Иван обессилел. Он отступил от стола, принялся тереть лицо, впился в волосы и дернул их, но в себя прийти никак не получалось. Его словно вымазали ледяной, липкой, жирной грязью. В остервенении он заходил по кабинету — шторы, к счастью, были задернуты, и никто не мог заметить с улицы его силуэт. Он метался, рыча сквозь зубы и всю оставшуюся выдержку тратя на одно — чтобы не слишком шуметь, не налетать на предметы. Голова, как на Хитровке, закружилась; казалось, он выпил лишнего и отравился. Повезло, что сегодня не удалось даже пообедать. Во рту и, соответственно, в скручивающемся желудке с утра не было и маковой росинки.
Мебель поплыла перед глазами, и Иван остановился у окна. Потной рукой оперся на стену, впился другой в гардину… одумался: как бы не сорвать. Начал осторожно разжимать пальцы, ткань колыхнулась… с внутренней стороны мелькнул след кровавой пятерни. И наконец сон и явь сошлись окончательно, будто мерзости в столе было недостаточно: случилось, случилось, являлись призраки! Иван улыбнулся, стараясь не думать о том, сколь безумна эта улыбка, — и прямо на глазах след медленно растаял.

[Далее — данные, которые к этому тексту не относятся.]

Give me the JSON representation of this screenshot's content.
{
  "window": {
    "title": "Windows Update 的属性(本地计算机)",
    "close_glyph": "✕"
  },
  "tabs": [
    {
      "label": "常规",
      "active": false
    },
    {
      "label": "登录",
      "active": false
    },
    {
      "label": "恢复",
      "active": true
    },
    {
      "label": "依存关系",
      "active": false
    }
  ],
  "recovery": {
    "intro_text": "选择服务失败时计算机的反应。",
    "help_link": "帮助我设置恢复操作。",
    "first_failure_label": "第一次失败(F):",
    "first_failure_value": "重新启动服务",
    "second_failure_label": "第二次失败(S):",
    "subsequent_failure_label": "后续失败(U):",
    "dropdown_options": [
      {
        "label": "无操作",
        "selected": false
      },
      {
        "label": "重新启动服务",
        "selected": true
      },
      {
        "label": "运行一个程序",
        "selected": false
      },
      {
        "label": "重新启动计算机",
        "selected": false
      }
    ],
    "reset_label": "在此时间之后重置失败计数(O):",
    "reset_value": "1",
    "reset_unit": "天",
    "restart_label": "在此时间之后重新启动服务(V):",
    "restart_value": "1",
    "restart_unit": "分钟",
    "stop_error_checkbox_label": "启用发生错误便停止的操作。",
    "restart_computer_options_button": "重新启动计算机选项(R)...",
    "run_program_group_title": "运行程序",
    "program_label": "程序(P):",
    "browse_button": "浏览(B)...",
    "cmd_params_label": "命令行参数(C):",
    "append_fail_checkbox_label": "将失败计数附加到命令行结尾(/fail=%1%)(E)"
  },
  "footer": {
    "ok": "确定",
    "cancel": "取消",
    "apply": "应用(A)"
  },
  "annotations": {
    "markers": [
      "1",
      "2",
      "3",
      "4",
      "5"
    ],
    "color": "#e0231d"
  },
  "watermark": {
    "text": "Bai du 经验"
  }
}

В дверь постучали. Иван подавился воздухом, едва не сиганул все за ту же гардину, но спустя секунду сообразил: граф бы сам к себе стучать не стал. Да и стук был особенный, целая барабанная соната из длинных и коротких звуков. Так дать о себе знать могла разве что одна личность, с которой Иван сам условился тут встретиться, поэтому он быстро прошел к двери, услышал в подтверждение догадки: «Это я, дядя!» — и, мысленно еще раз похвалив Андрея за какое-никакое понимание конспирации, впустил его.
D. поскорее скользнул внутрь, притворил дверь и с порога сообщил:
— Вы не поверите, но… она написала уже письмо одному из его друзей! — Иван постарался изобразить удивление и возмущение. — Вы очень вовремя предупредили, спасибо, ведь, начнись что-то, трудно было бы уже отменить, особенно пока мне не исполнится двадцать один. — D. пошел к столу; Иван поспешил за ним. — Но мы поговорили! Она была очень огорчена из-за того, что кто-то бросил ей на стол мои окровавленные платки. Я еле умолил ее дать мне последний шанс излечиться так, как я считаю верным… — Он вздохнул, тепло улыбнулся. — На самом деле у меня есть мысль, что хорошо мне поможет: это две вещи, но пока…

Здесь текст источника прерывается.